Este fenómeno no es exclusivo a Guatemala o a esta era. En 1609, un sorprendido Juan de Mariana, sacerdote español, notaba que el presupuesto de la corte española era cuatro veces mayor que el de 1429, y que se había triplicado en 45 años, desde 1564. William Niskanen (1971) muestra que existe una tendencia al crecimiento del gobierno, y consecuentemente, del gasto público.

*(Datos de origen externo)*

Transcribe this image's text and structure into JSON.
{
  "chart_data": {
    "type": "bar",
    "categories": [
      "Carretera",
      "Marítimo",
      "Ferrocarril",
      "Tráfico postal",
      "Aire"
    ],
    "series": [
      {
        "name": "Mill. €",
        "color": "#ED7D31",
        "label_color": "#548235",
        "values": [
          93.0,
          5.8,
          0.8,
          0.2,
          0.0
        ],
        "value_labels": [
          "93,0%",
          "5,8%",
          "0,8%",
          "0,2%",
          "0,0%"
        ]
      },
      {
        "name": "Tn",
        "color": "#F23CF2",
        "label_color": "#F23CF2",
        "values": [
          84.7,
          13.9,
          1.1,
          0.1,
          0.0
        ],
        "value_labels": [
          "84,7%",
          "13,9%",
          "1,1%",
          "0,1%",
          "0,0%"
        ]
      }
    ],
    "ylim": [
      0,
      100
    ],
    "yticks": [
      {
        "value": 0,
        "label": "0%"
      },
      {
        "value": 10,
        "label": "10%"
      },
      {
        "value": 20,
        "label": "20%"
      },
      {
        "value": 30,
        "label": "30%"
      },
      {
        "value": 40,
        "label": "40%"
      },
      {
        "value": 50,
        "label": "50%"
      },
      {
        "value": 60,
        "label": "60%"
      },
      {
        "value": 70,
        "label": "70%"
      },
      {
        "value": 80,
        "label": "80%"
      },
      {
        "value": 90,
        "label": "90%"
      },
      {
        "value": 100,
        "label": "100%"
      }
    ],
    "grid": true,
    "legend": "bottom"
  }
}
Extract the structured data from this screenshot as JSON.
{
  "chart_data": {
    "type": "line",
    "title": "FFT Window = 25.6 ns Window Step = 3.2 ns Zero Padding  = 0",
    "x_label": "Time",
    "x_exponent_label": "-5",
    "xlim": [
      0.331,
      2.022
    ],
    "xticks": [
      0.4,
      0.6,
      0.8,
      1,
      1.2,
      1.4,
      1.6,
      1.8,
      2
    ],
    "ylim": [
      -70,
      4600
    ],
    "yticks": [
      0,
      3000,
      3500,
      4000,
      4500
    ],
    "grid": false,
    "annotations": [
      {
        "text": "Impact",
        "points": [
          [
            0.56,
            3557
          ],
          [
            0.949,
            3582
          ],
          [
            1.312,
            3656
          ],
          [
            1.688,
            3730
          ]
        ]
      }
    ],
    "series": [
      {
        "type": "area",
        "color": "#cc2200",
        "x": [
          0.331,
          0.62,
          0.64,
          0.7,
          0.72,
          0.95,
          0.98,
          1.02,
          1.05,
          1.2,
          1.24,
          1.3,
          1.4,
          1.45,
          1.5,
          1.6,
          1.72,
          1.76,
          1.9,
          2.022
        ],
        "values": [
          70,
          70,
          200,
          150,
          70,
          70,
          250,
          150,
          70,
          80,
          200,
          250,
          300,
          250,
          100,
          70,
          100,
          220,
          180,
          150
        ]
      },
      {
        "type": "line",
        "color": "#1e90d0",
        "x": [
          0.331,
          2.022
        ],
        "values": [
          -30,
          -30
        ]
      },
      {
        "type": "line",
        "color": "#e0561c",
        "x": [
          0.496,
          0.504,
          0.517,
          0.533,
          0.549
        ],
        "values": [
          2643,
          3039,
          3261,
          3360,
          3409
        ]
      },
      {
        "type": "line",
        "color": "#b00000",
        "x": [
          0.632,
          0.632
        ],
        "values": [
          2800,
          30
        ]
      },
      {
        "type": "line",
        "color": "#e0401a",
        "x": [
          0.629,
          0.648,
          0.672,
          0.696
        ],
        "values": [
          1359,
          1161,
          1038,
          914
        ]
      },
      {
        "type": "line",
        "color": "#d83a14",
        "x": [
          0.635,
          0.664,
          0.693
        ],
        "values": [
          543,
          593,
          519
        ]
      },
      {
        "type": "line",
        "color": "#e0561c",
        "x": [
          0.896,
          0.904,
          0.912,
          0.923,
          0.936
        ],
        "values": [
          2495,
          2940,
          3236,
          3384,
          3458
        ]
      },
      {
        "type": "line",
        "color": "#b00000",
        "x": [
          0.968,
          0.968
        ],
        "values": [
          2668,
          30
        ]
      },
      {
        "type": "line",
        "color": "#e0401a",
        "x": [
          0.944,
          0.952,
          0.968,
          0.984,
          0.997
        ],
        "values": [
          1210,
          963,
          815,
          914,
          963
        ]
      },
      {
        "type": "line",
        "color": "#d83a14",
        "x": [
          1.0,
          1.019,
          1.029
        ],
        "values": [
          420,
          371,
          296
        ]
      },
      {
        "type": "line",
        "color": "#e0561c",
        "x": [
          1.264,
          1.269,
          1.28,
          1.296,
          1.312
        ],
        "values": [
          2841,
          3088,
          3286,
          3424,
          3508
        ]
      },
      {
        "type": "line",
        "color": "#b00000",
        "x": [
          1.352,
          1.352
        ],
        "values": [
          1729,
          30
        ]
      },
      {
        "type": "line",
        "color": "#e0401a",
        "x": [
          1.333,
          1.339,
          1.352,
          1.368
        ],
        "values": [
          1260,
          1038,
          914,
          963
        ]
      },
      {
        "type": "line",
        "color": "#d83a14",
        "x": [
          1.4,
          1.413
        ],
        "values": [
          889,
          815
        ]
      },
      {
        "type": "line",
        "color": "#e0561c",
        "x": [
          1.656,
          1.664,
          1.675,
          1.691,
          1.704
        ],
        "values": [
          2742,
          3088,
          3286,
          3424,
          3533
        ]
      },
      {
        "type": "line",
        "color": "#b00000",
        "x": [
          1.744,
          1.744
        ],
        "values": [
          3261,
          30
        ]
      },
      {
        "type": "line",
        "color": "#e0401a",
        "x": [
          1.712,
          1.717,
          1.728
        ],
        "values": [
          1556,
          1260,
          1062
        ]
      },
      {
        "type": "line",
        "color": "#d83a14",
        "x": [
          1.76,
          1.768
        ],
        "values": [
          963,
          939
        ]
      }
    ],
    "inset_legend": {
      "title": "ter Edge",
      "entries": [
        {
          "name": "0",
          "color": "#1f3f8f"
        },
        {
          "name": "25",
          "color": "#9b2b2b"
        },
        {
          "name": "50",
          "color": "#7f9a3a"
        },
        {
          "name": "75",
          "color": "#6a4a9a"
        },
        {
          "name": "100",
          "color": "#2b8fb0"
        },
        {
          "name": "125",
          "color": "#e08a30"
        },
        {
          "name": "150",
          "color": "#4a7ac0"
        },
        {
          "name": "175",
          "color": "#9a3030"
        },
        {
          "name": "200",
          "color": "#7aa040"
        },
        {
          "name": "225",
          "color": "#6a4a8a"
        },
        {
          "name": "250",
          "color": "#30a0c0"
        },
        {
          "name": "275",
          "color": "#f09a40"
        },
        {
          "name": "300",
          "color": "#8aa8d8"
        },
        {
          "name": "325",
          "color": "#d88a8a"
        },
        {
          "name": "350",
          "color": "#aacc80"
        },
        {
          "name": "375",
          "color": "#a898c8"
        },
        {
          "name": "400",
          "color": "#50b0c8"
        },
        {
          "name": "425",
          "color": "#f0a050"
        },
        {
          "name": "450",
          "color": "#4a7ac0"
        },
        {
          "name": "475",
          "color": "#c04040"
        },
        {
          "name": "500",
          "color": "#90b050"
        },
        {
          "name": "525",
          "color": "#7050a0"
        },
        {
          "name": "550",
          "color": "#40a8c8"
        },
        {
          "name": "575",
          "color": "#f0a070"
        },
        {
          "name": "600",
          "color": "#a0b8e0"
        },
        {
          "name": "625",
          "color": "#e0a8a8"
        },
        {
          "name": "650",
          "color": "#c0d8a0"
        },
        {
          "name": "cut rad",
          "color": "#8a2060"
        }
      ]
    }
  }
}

Si Guatemala fuera el Polo Norte y los gobernantes fueran Santa, sería innecesario limitar el gasto público. En la vida real, tanto gobernantes como gobernados debemos guardar mesura y detener esta tendencia al alza mediante una clara y funcional constitución fiscal.

Este artículo fue publicado el 5 de diciembre en la Revista Contra Poder y en CEES.